La riflessione di Giovanni Fittante sulla guerra che continua ad insanguinare il Medio Oriente

Stiamo assistendo, impotenti, a uno degli orrori più disumani del nostro tempo. Le immagini che giungono quotidianamente da Gaza ci riportano indietro di ottant’anni, agli anni più bui della Seconda Guerra Mondiale, quando interi popoli venivano sterminati. Paradossalmente, oggi ad essere colpito è proprio un altro popolo martoriato: i palestinesi, mentre il ricordo della Shoah sembra essere stato smarrito da chi ne dovrebbe custodire la memoria.

Nessun crimine giustifica un altro crimine. Nemmeno l’orribile attacco del 7 ottobre 2023 da parte di Hamas,che va condannato senza esitazioni, può rendere accettabili le scelte di un governo israeliano guidato da Benjamin Netanyahu, sempre più simile a un regime che ha perso ogni legittimità morale.
Oggi, sia Israele che la Palestina sono ostaggio delle frange più estreme: da un lato Hamas, che va estromesso e isolato dai territori insieme alle altre frange di terroristi; dall’altro una setta ideologica che, sotto la bandiera del sionismo religioso, ha trasformato Israele in una realtà che non può più essere definita compiutamente democratica.
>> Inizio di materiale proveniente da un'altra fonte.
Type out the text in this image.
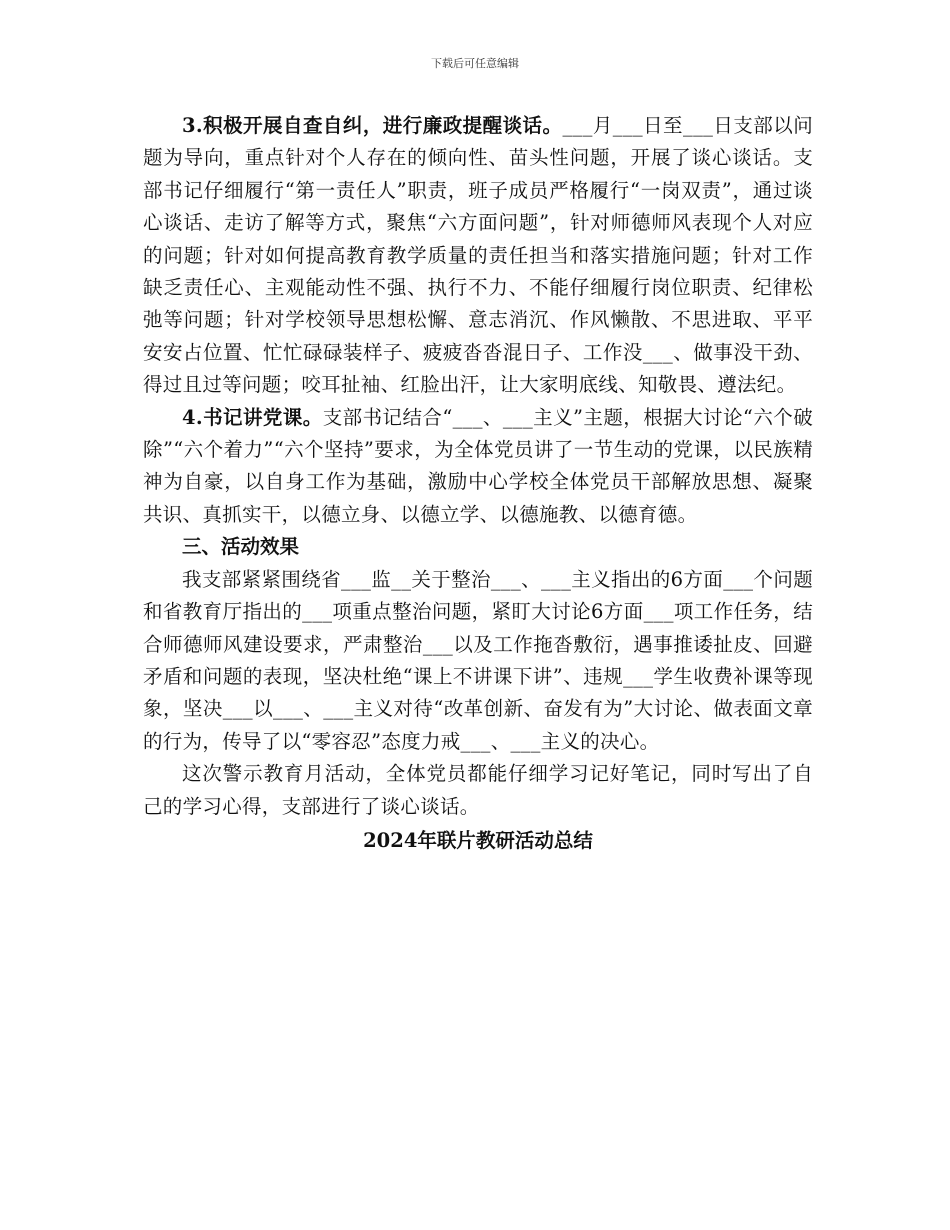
下载后可任意编辑

3.积极开展自查自纠，进行廉政提醒谈话。___月___日至___日支部以问题为导向，重点针对个人存在的倾向性、苗头性问题，开展了谈心谈话。支部书记仔细履行“第一责任人”职责，班子成员严格履行“一岗双责”，通过谈心谈话、走访了解等方式，聚焦“六方面问题”，针对师德师风表现个人对应的问题；针对如何提高教育教学质量的责任担当和落实措施问题；针对工作缺乏责任心、主观能动性不强、执行不力、不能仔细履行岗位职责、纪律松弛等问题；针对学校领导思想松懈、意志消沉、作风懒散、不思进取、平平安安占位置、忙忙碌碌装样子、疲疲沓沓混日子、工作没___、做事没干劲、得过且过等问题；咬耳扯袖、红脸出汗，让大家明底线、知敬畏、遵法纪。

4.书记讲党课。支部书记结合“___、___主义”主题，根据大讨论“六个破除”“六个着力”“六个坚持”要求，为全体党员讲了一节生动的党课，以民族精神为自豪，以自身工作为基础，激励中心学校全体党员干部解放思想、凝聚共识、真抓实干，以德立身、以德立学、以德施教、以德育德。

三、活动效果

我支部紧紧围绕省___监__关于整治___、___主义指出的6方面___个问题和省教育厅指出的___项重点整治问题，紧盯大讨论6方面___项工作任务，结合师德师风建设要求，严肃整治___以及工作拖沓敷衍，遇事推诿扯皮、回避矛盾和问题的表现，坚决杜绝“课上不讲课下讲”、违规___学生收费补课等现象，坚决___以___、___主义对待“改革创新、奋发有为”大讨论、做表面文章的行为，传导了以“零容忍”态度力戒___、___主义的决心。

这次警示教育月活动，全体党员都能仔细学习记好笔记，同时写出了自己的学习心得，支部进行了谈心谈话。

2024年联片教研活动总结
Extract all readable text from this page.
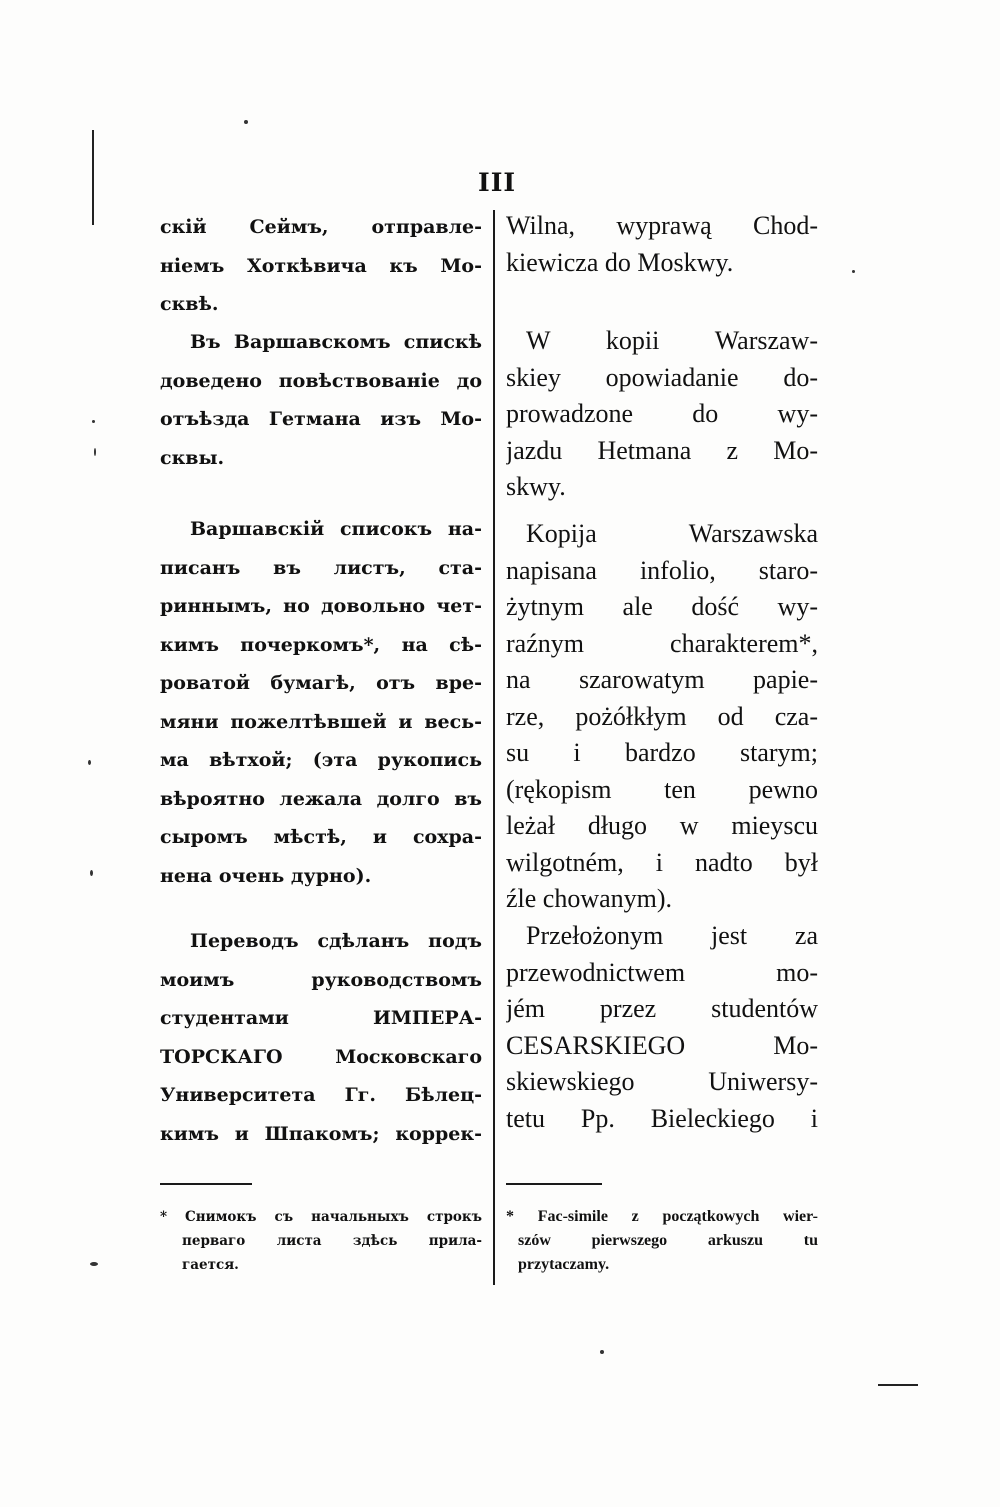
III
скій Сеймъ, отправле-
ніемъ Хоткѣвича къ Мо-
сквѣ.
Въ Варшавскомъ спискѣ
доведено повѣствованіе до
отъѣзда Гетмана изъ Мо-
сквы.
Варшавскій списокъ на-
писанъ въ листъ, ста-
риннымъ, но довольно чет-
кимъ почеркомъ*, на сѣ-
роватой бумагѣ, отъ вре-
мяни пожелтѣвшей и весь-
ма вѣтхой; (эта рукопись
вѣроятно лежала долго въ
сыромъ мѣстѣ, и сохра-
нена очень дурно).
Переводъ сдѣланъ подъ
моимъ руководствомъ
студентами ИМПЕРА-
ТОРСКАГО Московскаго
Университета Гг. Бѣлец-
кимъ и Шпакомъ; коррек-
Wilna, wyprawą Chod-
kiewicza do Moskwy.
W kopii Warszaw-
skiey opowiadanie do-
prowadzone do wy-
jazdu Hetmana z Mo-
skwy.
Kopija Warszawska
napisana infolio, staro-
żytnym ale dość wy-
raźnym charakterem*,
na szarowatym papie-
rze, pożółkłym od cza-
su i bardzo starym;
(rękopism ten pewno
leżał długo w mieyscu
wilgotném, i nadto był
źle chowanym).
Przełożonym jest za
przewodnictwem mo-
jém przez studentów
CESARSKIEGO Mo-
skiewskiego Uniwersy-
tetu Pp. Bieleckiego i
* Снимокъ съ начальныхъ строкъ
перваго листа здѣсь прила-
гается.
* Fac-simile z początkowych wier-
szów pierwszego arkuszu tu
przytaczamy.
A farne le spese sono i civili. Le stime parlano di oltre 60.000 morti tra la popolazione palestinese. Migliaia di bambini, donne, anziani. Uccisi, affamati, sfollati. E tutto questo in nome di una "lotta al terrorismo" che suona come un pretesto per cancellare un intero popolo. È un fallimento politico e morale non solo del governo israeliano, ma dell’intera comunità internazionale: un’ONU paralizzata dal diritto di veto, un’Europa che si rifugia in dichiarazioni burocratiche e una leadership americana – da Trump a Biden – che ha assecondato e sostenuto una linea inaccettabile.

Il possibile antisemitismo si combatte solo con scelte coraggiose e una visione illuminata. Una buona parte del popolo israeliano, infatti, si oppone alle politiche sciagurate di Netanyahu. Immaginate se, dopo l’attacco del 7 ottobre, invece di intraprendere il nefasto massacro del popolo palestinese, il governo israeliano avesse chiesto l’aiuto della comunità internazionale per sradicare Hamas, creando le condizioni per una sicurezza duratura per Israele. Sarebbe stata una strada difficile, ma lungimirante.

Ma a questo punto, la denuncia, da sola, non basta. È il momento di tornare a pensare e a proporre soluzioni. La sola via possibile resta quella di due popoli e due stati. Perché ciò avvenga, è necessario un piano ambizioso, lucido e condiviso: una missione internazionale – sotto l’egida dell’ONU, con il contributo dell’Unione Europea, dell’Unione Africana e dell’America – che amministri e ricostruisca lo Stato Palestinese per un periodo transitorio di almeno dieci anni. Un governo civile e militare multinazionale, capace di garantire ordine, sicurezza e sviluppo, ma soprattutto di disarmare e neutralizzare ogni forma di estremismo.

Parallelamente, Israele deve essere obbligato a ritirarsi dai territori occupati, compresa la Cisgiordania . Non può esserci pace senza giustizia, e la giustizia non può prescindere dal rispetto del diritto internazionale. Allo stesso modo, dall’altra parte, è necessario pretendere l’immediata restituzione degli ostaggi da parte di Hamas: un atto imprescindibile per qualunque processo di pace.
Le soluzioni, seppur difficili, esistono. A mancare, drammaticamente, sono leader coraggiosi e visionari, capaci di interpretare la complessità del nostro tempo e restituire al mondo la speranza.

La questione palestinese è, fin dall’inizio, il risultato di errori storici e cecità politica. Ma oggi più che mai è tempo di dire basta. Basta alle stragi, basta all’odio, basta a un sistema che ha smarrito ogni riferimento etico e morale.
Serve un nuovo umanesimo, un cambio di prospettiva radicale. Serve tornare a guardare il mondo con occhi di giustizia, pace e dignità. Perché ogni popolo ha diritto a un futuro. Anche quello palestinese.